Hi all,
I know this is a hot topic and I’ve done the research on why you prefer open to closed loop testing, and I agree with you.
However, I feel our use-case justifies the use of a maximum user limit (what you call closed loop) for single machine testing, but not for fleet testing.
Our service can be scaled by throwing more nodes into the network, which sits behind a load balancer. The load balancer has very simple rules:
- prefer sticky sessions
- have no more than X active connections to a node
- if there are no nodes available, default response
So we definitely want open when testing at the load balancer level.
But from the perspective of performance testing a single node (e.g. on a local machine to profile it and gain insight into what is happening), prod-like behaviour is best simulated with a limit on active virtual user connections. This allows us to test extended periods of the maximum limit.
I can’t find any way to impose a maximum number of active virtual user connections. Is there no way to even do this at the http client level? e.g. asyncclient has a config option to set the maximum, and I could share connections between users in order to get the limits.
Best regards,
Sam
I see in https://github.com/gatling/gatling/blob/master/gatling-http/src/main/scala/io/gatling/http/ahc/AhcFactory.scala#L83 that you do not support changing the
int maxConnections,
int maxConnectionsPerHost,
so I will have to monkey patch gatling to do this.

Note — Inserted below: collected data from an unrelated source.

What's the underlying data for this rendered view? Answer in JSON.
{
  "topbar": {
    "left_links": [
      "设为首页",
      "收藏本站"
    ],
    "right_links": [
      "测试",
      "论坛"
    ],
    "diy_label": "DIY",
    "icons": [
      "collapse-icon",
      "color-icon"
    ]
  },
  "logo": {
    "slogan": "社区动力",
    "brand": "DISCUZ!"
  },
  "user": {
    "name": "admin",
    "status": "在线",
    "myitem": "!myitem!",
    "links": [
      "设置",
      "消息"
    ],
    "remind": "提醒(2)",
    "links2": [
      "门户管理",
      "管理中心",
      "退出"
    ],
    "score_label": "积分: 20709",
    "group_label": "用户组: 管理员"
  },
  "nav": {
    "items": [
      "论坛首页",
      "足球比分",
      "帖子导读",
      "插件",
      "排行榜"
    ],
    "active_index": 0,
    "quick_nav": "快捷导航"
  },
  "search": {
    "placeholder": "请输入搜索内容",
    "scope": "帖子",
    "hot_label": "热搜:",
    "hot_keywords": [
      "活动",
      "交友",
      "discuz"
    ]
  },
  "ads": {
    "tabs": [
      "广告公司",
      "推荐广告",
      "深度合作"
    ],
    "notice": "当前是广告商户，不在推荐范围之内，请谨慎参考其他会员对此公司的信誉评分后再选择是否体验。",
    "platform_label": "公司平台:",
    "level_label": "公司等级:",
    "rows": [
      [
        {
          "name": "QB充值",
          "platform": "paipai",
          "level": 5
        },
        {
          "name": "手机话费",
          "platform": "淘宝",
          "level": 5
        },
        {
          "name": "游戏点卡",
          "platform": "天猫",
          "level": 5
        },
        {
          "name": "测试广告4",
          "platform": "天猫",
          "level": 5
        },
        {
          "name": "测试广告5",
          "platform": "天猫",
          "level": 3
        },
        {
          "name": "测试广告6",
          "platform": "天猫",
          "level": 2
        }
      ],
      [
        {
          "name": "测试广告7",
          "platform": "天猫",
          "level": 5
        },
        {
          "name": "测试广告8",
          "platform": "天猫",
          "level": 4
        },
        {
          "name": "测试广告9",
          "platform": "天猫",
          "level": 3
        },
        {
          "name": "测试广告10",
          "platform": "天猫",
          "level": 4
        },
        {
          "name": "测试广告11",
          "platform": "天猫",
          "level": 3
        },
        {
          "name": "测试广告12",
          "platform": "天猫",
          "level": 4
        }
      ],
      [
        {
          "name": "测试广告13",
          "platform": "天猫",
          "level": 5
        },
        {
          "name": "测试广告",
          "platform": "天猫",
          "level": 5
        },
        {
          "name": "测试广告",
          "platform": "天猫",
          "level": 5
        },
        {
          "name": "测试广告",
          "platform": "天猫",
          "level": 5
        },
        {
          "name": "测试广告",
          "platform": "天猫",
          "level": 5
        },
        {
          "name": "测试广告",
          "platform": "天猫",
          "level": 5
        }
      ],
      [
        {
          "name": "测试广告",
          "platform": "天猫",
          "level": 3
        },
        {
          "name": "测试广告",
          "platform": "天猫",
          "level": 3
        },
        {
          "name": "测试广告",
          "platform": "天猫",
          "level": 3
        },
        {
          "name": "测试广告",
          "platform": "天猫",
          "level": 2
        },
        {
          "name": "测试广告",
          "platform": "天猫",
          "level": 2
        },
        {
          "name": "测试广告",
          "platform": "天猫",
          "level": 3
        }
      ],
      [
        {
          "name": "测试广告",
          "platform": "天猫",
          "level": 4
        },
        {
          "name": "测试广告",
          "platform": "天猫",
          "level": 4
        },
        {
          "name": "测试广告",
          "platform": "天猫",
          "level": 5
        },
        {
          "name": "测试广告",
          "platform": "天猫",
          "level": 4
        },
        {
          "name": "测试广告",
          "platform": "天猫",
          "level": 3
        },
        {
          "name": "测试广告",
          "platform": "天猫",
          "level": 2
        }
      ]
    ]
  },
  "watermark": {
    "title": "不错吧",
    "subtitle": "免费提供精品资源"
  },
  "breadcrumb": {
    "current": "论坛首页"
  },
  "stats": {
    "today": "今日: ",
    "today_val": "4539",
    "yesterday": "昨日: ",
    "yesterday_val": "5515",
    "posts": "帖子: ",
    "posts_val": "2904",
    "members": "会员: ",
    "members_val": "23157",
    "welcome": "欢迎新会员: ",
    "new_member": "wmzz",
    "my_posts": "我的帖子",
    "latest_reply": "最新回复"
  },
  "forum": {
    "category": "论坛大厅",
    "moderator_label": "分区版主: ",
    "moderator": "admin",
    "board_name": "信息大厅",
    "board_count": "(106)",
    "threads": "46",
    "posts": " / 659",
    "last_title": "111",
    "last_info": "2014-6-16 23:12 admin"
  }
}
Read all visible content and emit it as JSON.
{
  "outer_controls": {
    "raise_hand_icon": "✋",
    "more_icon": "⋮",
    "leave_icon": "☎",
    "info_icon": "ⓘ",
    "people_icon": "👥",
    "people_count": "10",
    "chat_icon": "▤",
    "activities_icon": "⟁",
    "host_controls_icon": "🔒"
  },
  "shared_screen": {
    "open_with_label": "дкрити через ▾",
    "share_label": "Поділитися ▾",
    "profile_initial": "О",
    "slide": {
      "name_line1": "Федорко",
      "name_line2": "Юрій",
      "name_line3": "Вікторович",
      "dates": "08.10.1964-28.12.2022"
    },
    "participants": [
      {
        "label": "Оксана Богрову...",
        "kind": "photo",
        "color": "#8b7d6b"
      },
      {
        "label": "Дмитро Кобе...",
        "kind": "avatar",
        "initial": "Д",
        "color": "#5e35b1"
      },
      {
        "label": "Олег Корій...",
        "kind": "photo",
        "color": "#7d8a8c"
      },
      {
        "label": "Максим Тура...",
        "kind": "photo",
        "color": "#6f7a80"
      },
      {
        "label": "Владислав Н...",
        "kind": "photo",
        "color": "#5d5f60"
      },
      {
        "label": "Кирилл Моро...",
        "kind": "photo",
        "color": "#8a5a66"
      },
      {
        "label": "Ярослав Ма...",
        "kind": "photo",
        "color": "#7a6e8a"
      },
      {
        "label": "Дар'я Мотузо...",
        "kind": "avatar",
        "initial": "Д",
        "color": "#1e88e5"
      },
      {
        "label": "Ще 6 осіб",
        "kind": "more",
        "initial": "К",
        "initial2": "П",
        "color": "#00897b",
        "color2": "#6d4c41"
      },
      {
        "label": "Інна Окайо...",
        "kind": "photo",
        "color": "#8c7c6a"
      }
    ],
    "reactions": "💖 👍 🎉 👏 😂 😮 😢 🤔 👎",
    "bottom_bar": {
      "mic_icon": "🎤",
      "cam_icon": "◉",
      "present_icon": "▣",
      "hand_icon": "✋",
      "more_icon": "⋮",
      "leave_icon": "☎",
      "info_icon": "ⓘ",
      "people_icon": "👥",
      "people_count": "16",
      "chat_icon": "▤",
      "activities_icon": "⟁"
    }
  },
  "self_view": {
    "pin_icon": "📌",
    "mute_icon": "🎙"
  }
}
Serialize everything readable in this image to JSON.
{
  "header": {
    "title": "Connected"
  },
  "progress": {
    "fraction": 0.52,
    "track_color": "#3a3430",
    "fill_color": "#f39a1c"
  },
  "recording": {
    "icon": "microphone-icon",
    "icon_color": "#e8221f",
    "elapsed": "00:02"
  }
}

There is a very simple solution, I create ahc.properties containing
org.asynchttpclient.maxConnections=20000
and that means if I go over the limit I get red responses, but I don’t take the computer down with me.
Nope. maxConnections and maxConnectionsPerHost are only safety limits that throws exceptions when the limit is reached.
Typically thread regarding this feature in AHC:
user: “I would expect AHC to buffer requests when there’s no connection available”
me: “ok, so which kind of queue?”
user: “unbounded”
me: “so OOME when your peer can’t handle your load?”
user: “bounded then?”
me: “so what when queue is full?”
user: “block calling thread?”
me: “no way, what you want is back pressure, so implement backpressure, or use AHC reactive streams”
Yes, safety limits are exactly what I want
I’m wanting to profile the server at its limits without forcing new kinds of failure modes, so this is ideal.
Also, hopefully no more machine freezes and data corruption on startup to deal with.